New Delhi, December 2, 2017

The judgment, issued by an Allahabad HC Bench, will have ramifications on all revenue sharing arrangements, say experts

The indirect tax appellate tribunal has ruled that there is no service tax liability on payments based on revenue sharing arrangements.

In a recent order, the Customs, Excise and Service Tax Appellate Tribunal (CESTAT) has held that service tax can not be imposed on the amount paid by theatre owner PVS Multiplex India to film distributor Mukta Movie.

The judgment, issued by an Allahabad HC Bench, will have ramifications on all revenue sharing arrangements, say experts. Though the case relates to the period between 2009-10 and 2012-13, it will have a bearing on similar arrangements in the GST regime, they say.

The case involved payments of Rs 72,44,110 by PVS Multiplex to Mukta Movie during 2009-10 to 2012-13. The income tax officer in Meerut allowed  Rs 4,72,646 as deduction towards repair and maintenance of air conditioners and asked PVS Multiplex to pay tax on the remaining Rs 65,26,216.

The company filed an appeal in the CESTAT against this. It contended that no service tax could be charged on the payment to the distributor as the screening of films had been undertaken by the appellant on a revenue sharing basis.

In terms of the arrangement between the film distributor and the theatre owner, after temporary transfer of copyrights, the movies were exhibited by the appellant, it argued. PVS Multiplex also argued that service tax, if any, was payable by the distributor of the film.
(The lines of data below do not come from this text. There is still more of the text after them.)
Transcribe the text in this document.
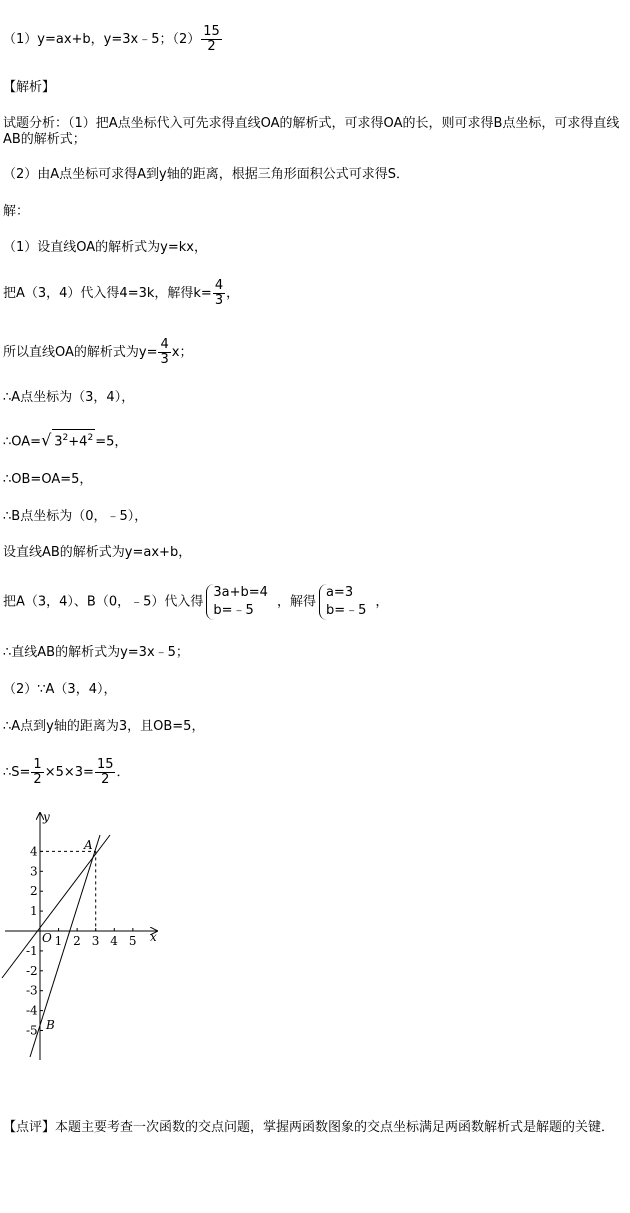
（1）y=ax+b，y=3x﹣5；$(2) \frac{15}{2}$
【解析】
试题分析：（1）把A点坐标代入可先求得直线OA的解析式，可求得OA的长，则可求得B点坐标，可求得直线AB的解析式；
（2）由A点坐标可求得A到y轴的距离，根据三角形面积公式可求得S．
解：
（1）设直线OA的解析式为y=kx，
把A（3，4）代入得4=3k，解得$k= \frac{4}{3}$ ，
所以直线OA的解析式为$y= \frac{4}{3}$ x；
∴A点坐标为（3，4），
∴OA=√ $3^2+4^2 =5$，
∴OB=OA=5，
∴B点坐标为（0，﹣5），
设直线AB的解析式为y=ax+b，
把A（3，4）、B（0，﹣5）代入得
3a+b=4
b=﹣5
，解得
a=3
b=﹣5
，
∴直线AB的解析式为y=3x﹣5；
（2）∵A（3，4），
∴A点到y轴的距离为3，且OB=5，
∴S= $\frac{1}{2} \times 5\times 3= \frac{15}{2}$ ．
1 2 3 4 5
4
3
2
1
-1
-2
-3
-4
-5
y
x
O
A
B
【点评】本题主要考查一次函数的交点问题，掌握两函数图象的交点坐标满足两函数解析式是解题的关键．
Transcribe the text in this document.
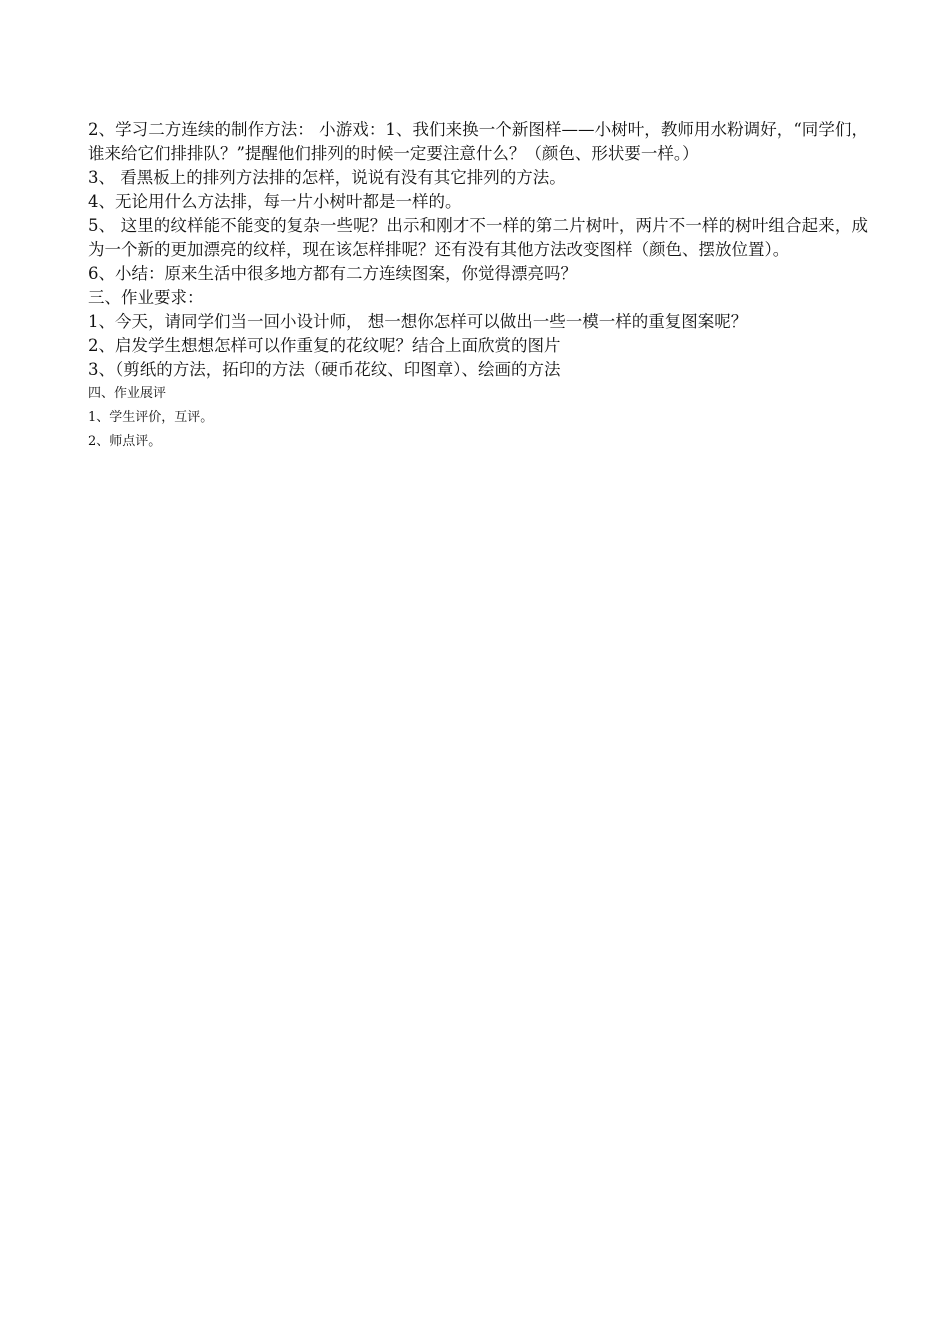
2、学习二方连续的制作方法： 小游戏：1、我们来换一个新图样——小树叶，教师用水粉调好，“同学们，谁来给它们排排队？”提醒他们排列的时候一定要注意什么？（颜色、形状要一样。）
3、 看黑板上的排列方法排的怎样，说说有没有其它排列的方法。
4、无论用什么方法排，每一片小树叶都是一样的。
5、 这里的纹样能不能变的复杂一些呢？出示和刚才不一样的第二片树叶，两片不一样的树叶组合起来，成为一个新的更加漂亮的纹样，现在该怎样排呢？还有没有其他方法改变图样（颜色、摆放位置）。
6、小结：原来生活中很多地方都有二方连续图案，你觉得漂亮吗？
三、作业要求：
1、今天，请同学们当一回小设计师， 想一想你怎样可以做出一些一模一样的重复图案呢？
2、启发学生想想怎样可以作重复的花纹呢？结合上面欣赏的图片
3、（剪纸的方法，拓印的方法（硬币花纹、印图章）、绘画的方法
四、作业展评
1、学生评价，互评。
2、师点评。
CESTAT said since there was no dispute over the fact that the appellant had been screening films in its multiplex on a revenue sharing basis, it was not liable to pay service tax for payments to distributors.

The issue does not relate to entertainment tax on tickets but payments made to distributors by the theatre owner.

Abhishek A Rastogi of law firm Khaitan & Co says the issue is important for many other fields and not just the screening of films. The judgment will provide clarity on any venture where two players come together to provide services, contributing different aspects of the services, and sharing revenue in a pre-determined ratio.

He says, for instance, taxi services where one player provides the car and the other his driving services and fuel cost, will also get relief from this judgment. While tax will be paid on the fare charged from the customer, it will not be charged on payments by the driver to the owner of the taxi after deducting his dues.

As such, the matter is relevant to the GST regime as well, even though the issue is not addressed in the GST laws or rules, he says.